Regia di Deniz Gamze Ergüven vedi scheda film
Piccole donne crescono. Un intero, grande, meraviglioso Paese non sa ancora se e come farlo.
Ambientato in una Turchia sospesa tra Asia ed Europa, Mustang è la storia di cinque sorelle colte nel passaggio (anch’esso irto di pericolose sospensioni) tra adolescenza e giovinezza. I parallelismi non finiscono qui: se il Paese deve scegliere da che parte stare, stretto tra conati di modernità e ruvide resistenze alla secolarizzazione, le ragazzine hanno la necessità di conferire al loro processo di crescita una direzione che ne rispetti le autonomie e le singolarità, in ciò lottando contro concezioni rurali che rimandano bagliori di un’assolutezza e di un possesso che sono l’antitesi della rivendicata modernità.
E’ la più piccola (una meravigliosa attrice di limpida espressività in erba) a farsi carico del racconto, l’unica a trovare un senso alla ribellione, l’unica a farcela, forse, nella realizzazione di quel sogno difficile chiamato Istanbul, ponte tra continenti, sfavillante promessa, realtà di complessa decifrazione.
Il racconto di formazione parte da un bagno di fine anno scolastico: innocente diversivo, esplosione di gioia fanciullesca, il gesto è vissuto dalla famiglia delle ragazze (nonna ondivaga tra affetto e autorità, zio/padre/padrone di fermi principi e mani nodose e solide) quale prodromo di una coscienza sovversiva che mal si addice agli usi e costumi della Turchia del Nord. Il tentativo di inquadrare le fanciulle in schemi di ciclica e riposante ripetitività (il matrimonio combinato, la sessualità offerta quale mero dono religioso di sé, la fissazione di coordinate esistenziali probabilmente conferite in uno con l’acqua battesimale) acuisce, ed anzi sdogana, la sete di libertà delle ragazze, che è uguale ad ogni latitudine e sotto qualsiasi cielo di plumbee regole. Ne seguono gesti e pensieri “alternativi”: colei che è rimasta vergine anche dopo il matrimonio si vede costretta a rinnegare la pietosa bugia dell’essere andata con il mondo intero, la promessa ed infelice sposa si concede per capriccio, quindi sceglie di abbandonare il mondo, la piccolina stringe amicizia con un venditore di frutta ed impara da questi l’uso della macchina, grimaldello di possibili vie di fuga, un’altra, ancora destinata ad un matrimonio non voluto, sceglie di asserragliarsi in casa, costruendosi un bunker e facendosi beffe delle altrui stolidità. Alla fine tutto torna, o quasi: l’abbraccio con la professoressa di città è promessa di crescita regolare e di vizi e virtù finalmente umani. Mentre il Bosforo è sempre lì, forse sornione, forse sofferente, a chiedersi cosa la Turchia sia stata, cosa è, cosa dovrà/potrà diventare.

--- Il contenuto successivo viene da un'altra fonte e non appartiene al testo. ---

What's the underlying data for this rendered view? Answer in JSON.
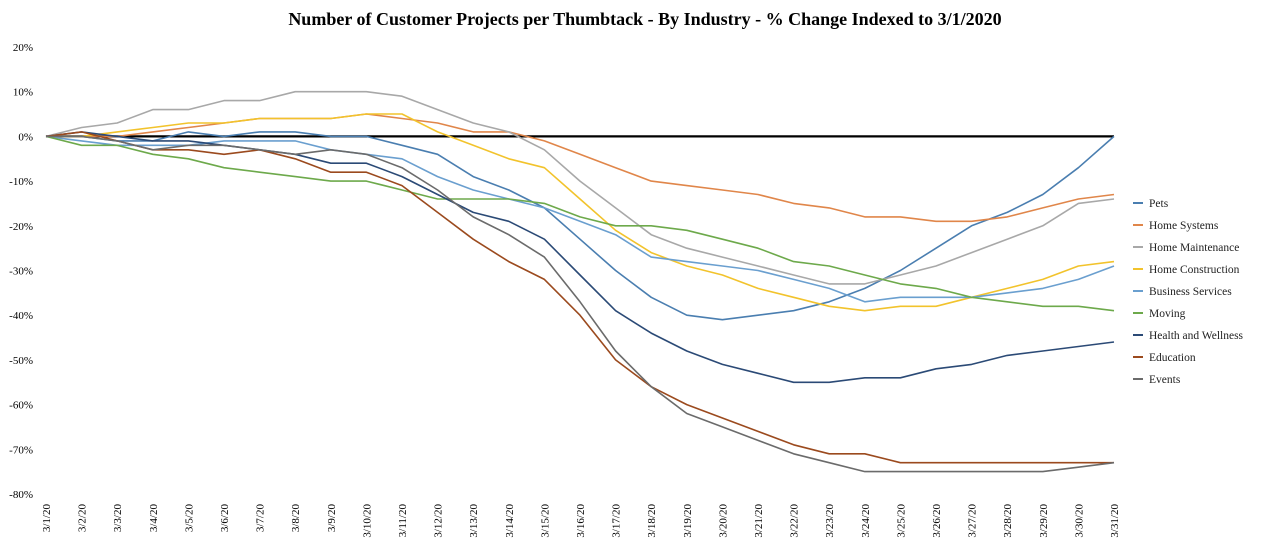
{
  "chart_data": {
    "type": "line",
    "title": "Number of Customer Projects per Thumbtack - By Industry - % Change Indexed to 3/1/2020",
    "xlabel": "",
    "ylabel": "",
    "ylim": [
      -80,
      20
    ],
    "y_ticks": [
      20,
      10,
      0,
      -10,
      -20,
      -30,
      -40,
      -50,
      -60,
      -70,
      -80
    ],
    "y_tick_labels": [
      "20%",
      "10%",
      "0%",
      "-10%",
      "-20%",
      "-30%",
      "-40%",
      "-50%",
      "-60%",
      "-70%",
      "-80%"
    ],
    "grid": false,
    "legend_position": "right",
    "x": [
      "3/1/20",
      "3/2/20",
      "3/3/20",
      "3/4/20",
      "3/5/20",
      "3/6/20",
      "3/7/20",
      "3/8/20",
      "3/9/20",
      "3/10/20",
      "3/11/20",
      "3/12/20",
      "3/13/20",
      "3/14/20",
      "3/15/20",
      "3/16/20",
      "3/17/20",
      "3/18/20",
      "3/19/20",
      "3/20/20",
      "3/21/20",
      "3/22/20",
      "3/23/20",
      "3/24/20",
      "3/25/20",
      "3/26/20",
      "3/27/20",
      "3/28/20",
      "3/29/20",
      "3/30/20",
      "3/31/20"
    ],
    "zero_line_color": "#000000",
    "series": [
      {
        "name": "Pets",
        "color": "#4a7eb0",
        "values": [
          0,
          0,
          -1,
          -1,
          1,
          0,
          1,
          1,
          0,
          0,
          -2,
          -4,
          -9,
          -12,
          -16,
          -23,
          -30,
          -36,
          -40,
          -41,
          -40,
          -39,
          -37,
          -34,
          -30,
          -25,
          -20,
          -17,
          -13,
          -7,
          0
        ]
      },
      {
        "name": "Home Systems",
        "color": "#e0864a",
        "values": [
          0,
          0,
          0,
          1,
          2,
          3,
          4,
          4,
          4,
          5,
          4,
          3,
          1,
          1,
          -1,
          -4,
          -7,
          -10,
          -11,
          -12,
          -13,
          -15,
          -16,
          -18,
          -18,
          -19,
          -19,
          -18,
          -16,
          -14,
          -13
        ]
      },
      {
        "name": "Home Maintenance",
        "color": "#a8a8a8",
        "values": [
          0,
          2,
          3,
          6,
          6,
          8,
          8,
          10,
          10,
          10,
          9,
          6,
          3,
          1,
          -3,
          -10,
          -16,
          -22,
          -25,
          -27,
          -29,
          -31,
          -33,
          -33,
          -31,
          -29,
          -26,
          -23,
          -20,
          -15,
          -14
        ]
      },
      {
        "name": "Home Construction",
        "color": "#f2c32c",
        "values": [
          0,
          0,
          1,
          2,
          3,
          3,
          4,
          4,
          4,
          5,
          5,
          1,
          -2,
          -5,
          -7,
          -14,
          -21,
          -26,
          -29,
          -31,
          -34,
          -36,
          -38,
          -39,
          -38,
          -38,
          -36,
          -34,
          -32,
          -29,
          -28
        ]
      },
      {
        "name": "Business Services",
        "color": "#6a9fcf",
        "values": [
          0,
          -1,
          -2,
          -2,
          -2,
          -1,
          -1,
          -1,
          -3,
          -4,
          -5,
          -9,
          -12,
          -14,
          -16,
          -19,
          -22,
          -27,
          -28,
          -29,
          -30,
          -32,
          -34,
          -37,
          -36,
          -36,
          -36,
          -35,
          -34,
          -32,
          -29
        ]
      },
      {
        "name": "Moving",
        "color": "#6da94b",
        "values": [
          0,
          -2,
          -2,
          -4,
          -5,
          -7,
          -8,
          -9,
          -10,
          -10,
          -12,
          -14,
          -14,
          -14,
          -15,
          -18,
          -20,
          -20,
          -21,
          -23,
          -25,
          -28,
          -29,
          -31,
          -33,
          -34,
          -36,
          -37,
          -38,
          -38,
          -39
        ]
      },
      {
        "name": "Health and Wellness",
        "color": "#2b4a76",
        "values": [
          0,
          1,
          0,
          -1,
          -1,
          -2,
          -3,
          -4,
          -6,
          -6,
          -9,
          -13,
          -17,
          -19,
          -23,
          -31,
          -39,
          -44,
          -48,
          -51,
          -53,
          -55,
          -55,
          -54,
          -54,
          -52,
          -51,
          -49,
          -48,
          -47,
          -46
        ]
      },
      {
        "name": "Education",
        "color": "#9b4a1e",
        "values": [
          0,
          1,
          -1,
          -3,
          -3,
          -4,
          -3,
          -5,
          -8,
          -8,
          -11,
          -17,
          -23,
          -28,
          -32,
          -40,
          -50,
          -56,
          -60,
          -63,
          -66,
          -69,
          -71,
          -71,
          -73,
          -73,
          -73,
          -73,
          -73,
          -73,
          -73
        ]
      },
      {
        "name": "Events",
        "color": "#6b6b6b",
        "values": [
          0,
          0,
          -1,
          -3,
          -2,
          -2,
          -3,
          -4,
          -3,
          -4,
          -7,
          -12,
          -18,
          -22,
          -27,
          -37,
          -48,
          -56,
          -62,
          -65,
          -68,
          -71,
          -73,
          -75,
          -75,
          -75,
          -75,
          -75,
          -75,
          -74,
          -73
        ]
      }
    ]
  }
}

Fatta eccezione per qualche programmaticità in eccesso, ed alcuni sviluppi narrativi di drammaticità forse necessaria ma che pure appare forzata, Mustang è un film molto bello, nobilitato dalle piccole interpreti che ne costituiscono il reale punto di forza, con la loro recitazione in levare, tutta sguardi, sospiri ed improvvisi bagliori di sorrisi. Opera attuale, peraltro, tristemente al passo con i tempi, sguardo neutrale su una terra che pare non potersi cibare di nulla che non siano gli antichi splendenti fasti e le moderne contraddizioni. Emozionante il finale che, in dieci minuti, racconta un’altra storia, o l’esito finale della prima, con estrema delicatezza di tocco.